To date, Emirates, Etihad and Qatar Airways have received more than $50 billion in documented subsidies, putting U.S carriers at a competitive disadvantage. The newest Emirates flight will land Sunday night following the morning rally with United Airlines employees, labor leaders and elected officials at Newark Liberty International Airport’s Terminal C.
“It’s crystal clear that the U.S airlines and their employees are looking to President Trump to enforce our international agreements with the trade cheaters of the UAE and Qatar,” said Jill Zuckman, chief spokesperson for the Partnership for Open & Fair Skies. “We have 1.2 million quality American jobs that are being threatened by foreign government subsidies and we need President Trump’s help to protect these jobs.”
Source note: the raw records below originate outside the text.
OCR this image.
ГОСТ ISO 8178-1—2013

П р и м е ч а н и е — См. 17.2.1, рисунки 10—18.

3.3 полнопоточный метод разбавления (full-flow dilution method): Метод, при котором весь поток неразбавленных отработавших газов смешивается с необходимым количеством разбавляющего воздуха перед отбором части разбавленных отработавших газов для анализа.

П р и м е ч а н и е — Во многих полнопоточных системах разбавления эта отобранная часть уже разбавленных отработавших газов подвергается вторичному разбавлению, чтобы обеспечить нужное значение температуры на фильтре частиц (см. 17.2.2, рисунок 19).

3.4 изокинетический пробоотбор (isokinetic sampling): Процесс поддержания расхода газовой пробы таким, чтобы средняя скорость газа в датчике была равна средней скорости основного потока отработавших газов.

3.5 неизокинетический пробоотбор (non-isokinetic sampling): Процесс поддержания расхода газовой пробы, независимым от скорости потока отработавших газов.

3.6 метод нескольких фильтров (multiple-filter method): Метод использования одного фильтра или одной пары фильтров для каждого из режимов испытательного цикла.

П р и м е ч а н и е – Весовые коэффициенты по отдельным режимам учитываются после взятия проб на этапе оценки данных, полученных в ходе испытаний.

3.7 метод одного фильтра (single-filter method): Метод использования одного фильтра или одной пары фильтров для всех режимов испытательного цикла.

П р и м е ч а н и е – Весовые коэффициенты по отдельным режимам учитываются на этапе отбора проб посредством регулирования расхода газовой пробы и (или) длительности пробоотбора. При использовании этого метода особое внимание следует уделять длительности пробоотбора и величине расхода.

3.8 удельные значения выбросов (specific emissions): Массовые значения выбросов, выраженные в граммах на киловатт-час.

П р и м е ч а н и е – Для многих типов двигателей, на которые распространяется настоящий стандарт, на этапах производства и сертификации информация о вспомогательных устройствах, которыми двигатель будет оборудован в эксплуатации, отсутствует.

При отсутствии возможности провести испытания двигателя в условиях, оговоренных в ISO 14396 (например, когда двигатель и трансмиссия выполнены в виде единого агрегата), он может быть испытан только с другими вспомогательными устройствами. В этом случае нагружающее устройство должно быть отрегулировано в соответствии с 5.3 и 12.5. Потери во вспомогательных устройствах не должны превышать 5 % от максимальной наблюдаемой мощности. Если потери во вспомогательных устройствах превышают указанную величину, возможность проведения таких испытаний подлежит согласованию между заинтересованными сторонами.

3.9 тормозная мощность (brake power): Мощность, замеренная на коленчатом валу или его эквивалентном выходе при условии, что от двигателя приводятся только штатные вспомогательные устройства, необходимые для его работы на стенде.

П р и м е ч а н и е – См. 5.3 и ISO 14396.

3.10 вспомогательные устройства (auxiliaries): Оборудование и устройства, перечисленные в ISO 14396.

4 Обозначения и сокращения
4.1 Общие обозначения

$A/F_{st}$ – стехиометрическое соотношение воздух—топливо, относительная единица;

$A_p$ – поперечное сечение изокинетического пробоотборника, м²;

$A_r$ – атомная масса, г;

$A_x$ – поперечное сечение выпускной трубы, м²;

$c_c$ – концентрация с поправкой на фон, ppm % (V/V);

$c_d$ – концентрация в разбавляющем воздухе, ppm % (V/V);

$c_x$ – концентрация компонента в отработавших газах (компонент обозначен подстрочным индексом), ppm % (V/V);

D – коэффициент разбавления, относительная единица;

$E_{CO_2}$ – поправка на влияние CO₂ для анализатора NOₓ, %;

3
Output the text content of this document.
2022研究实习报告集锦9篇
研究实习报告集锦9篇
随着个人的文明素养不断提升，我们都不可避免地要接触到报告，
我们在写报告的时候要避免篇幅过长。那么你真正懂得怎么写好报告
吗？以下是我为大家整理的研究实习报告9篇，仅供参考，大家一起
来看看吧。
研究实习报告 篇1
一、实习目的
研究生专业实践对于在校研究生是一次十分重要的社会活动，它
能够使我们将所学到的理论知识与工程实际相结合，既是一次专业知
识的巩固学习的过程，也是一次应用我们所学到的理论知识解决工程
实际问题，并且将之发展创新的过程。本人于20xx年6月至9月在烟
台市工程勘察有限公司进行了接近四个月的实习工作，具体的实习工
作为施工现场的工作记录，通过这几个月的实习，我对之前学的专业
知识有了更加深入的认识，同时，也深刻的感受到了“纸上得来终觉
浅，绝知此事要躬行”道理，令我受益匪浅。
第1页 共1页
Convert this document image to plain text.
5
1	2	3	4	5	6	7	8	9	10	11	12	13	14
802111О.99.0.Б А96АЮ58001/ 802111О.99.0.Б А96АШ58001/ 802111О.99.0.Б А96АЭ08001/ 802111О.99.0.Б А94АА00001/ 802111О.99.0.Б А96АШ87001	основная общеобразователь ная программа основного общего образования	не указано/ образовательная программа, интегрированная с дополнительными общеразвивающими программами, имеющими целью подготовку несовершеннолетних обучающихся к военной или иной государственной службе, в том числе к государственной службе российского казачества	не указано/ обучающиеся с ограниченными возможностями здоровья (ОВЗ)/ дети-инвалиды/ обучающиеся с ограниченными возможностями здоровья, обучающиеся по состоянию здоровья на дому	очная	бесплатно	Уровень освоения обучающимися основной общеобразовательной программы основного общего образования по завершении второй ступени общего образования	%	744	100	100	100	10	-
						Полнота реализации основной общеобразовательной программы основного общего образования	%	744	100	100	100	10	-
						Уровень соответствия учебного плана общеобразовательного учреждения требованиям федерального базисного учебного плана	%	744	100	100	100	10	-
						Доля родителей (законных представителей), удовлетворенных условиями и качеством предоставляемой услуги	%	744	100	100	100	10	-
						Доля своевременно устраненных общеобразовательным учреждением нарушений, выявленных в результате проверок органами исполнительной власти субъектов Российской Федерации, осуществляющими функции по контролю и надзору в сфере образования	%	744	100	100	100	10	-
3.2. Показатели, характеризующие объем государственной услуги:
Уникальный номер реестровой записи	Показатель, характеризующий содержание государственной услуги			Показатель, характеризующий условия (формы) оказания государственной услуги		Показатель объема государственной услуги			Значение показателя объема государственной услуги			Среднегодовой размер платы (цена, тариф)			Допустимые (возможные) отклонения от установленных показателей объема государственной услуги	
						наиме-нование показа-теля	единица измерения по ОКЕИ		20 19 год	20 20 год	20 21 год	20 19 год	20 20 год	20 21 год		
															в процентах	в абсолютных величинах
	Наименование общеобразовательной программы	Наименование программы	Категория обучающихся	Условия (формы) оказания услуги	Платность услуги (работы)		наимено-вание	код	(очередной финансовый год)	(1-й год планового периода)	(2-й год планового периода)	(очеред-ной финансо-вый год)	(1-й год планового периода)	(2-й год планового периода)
Twenty-five members of Congress from New Jersey and New York sent a letter to President Trump last week asking him to stop Emirates from flying between Athens and Newark and to enforce the United States’ Open Skies agreements with the UAE and Qatar. The letter stated, “Foreign governments that violate their agreements with the United States need to be held accountable.”
- U.S. carriers have offered as many as three non-stop flights per day on the Newark-Athens route at times of the year when demand can support non-stop service. The market to Athens is highly seasonal and in the winter months only about 100 passengers per day on average fly between the two cities each way – far too few to make a nonstop flight viable for a market-based airline. This indicates that a flight year round is not viable for a profit-driven airline.
- Every time a heavily subsidized Gulf carrier subsequently forces a U.S carrier off a route, 1,500 American jobs are lost.
- Gulf carriers to the United States do not bring new travelers; they take customers away from U.S carriers. When a Gulf carrier enters a new U.S. market, passenger bookings for international itineraries on U.S. carriers and their joint venture partners declined an average of 21.4% in Seattle, 14.3% in Washington, D.C., 13.3% in Orlando, 13.1% in San Francisco, 8.8% in Chicago, 10.8% in Boston and 7.6% in Dallas-Fort Worth.
- On another route between JFK and Milan, Emirates’ market share has risen to more than 28 percent since it entered that route in 2013. Fares on the route have declined sharply, according to U.S. data.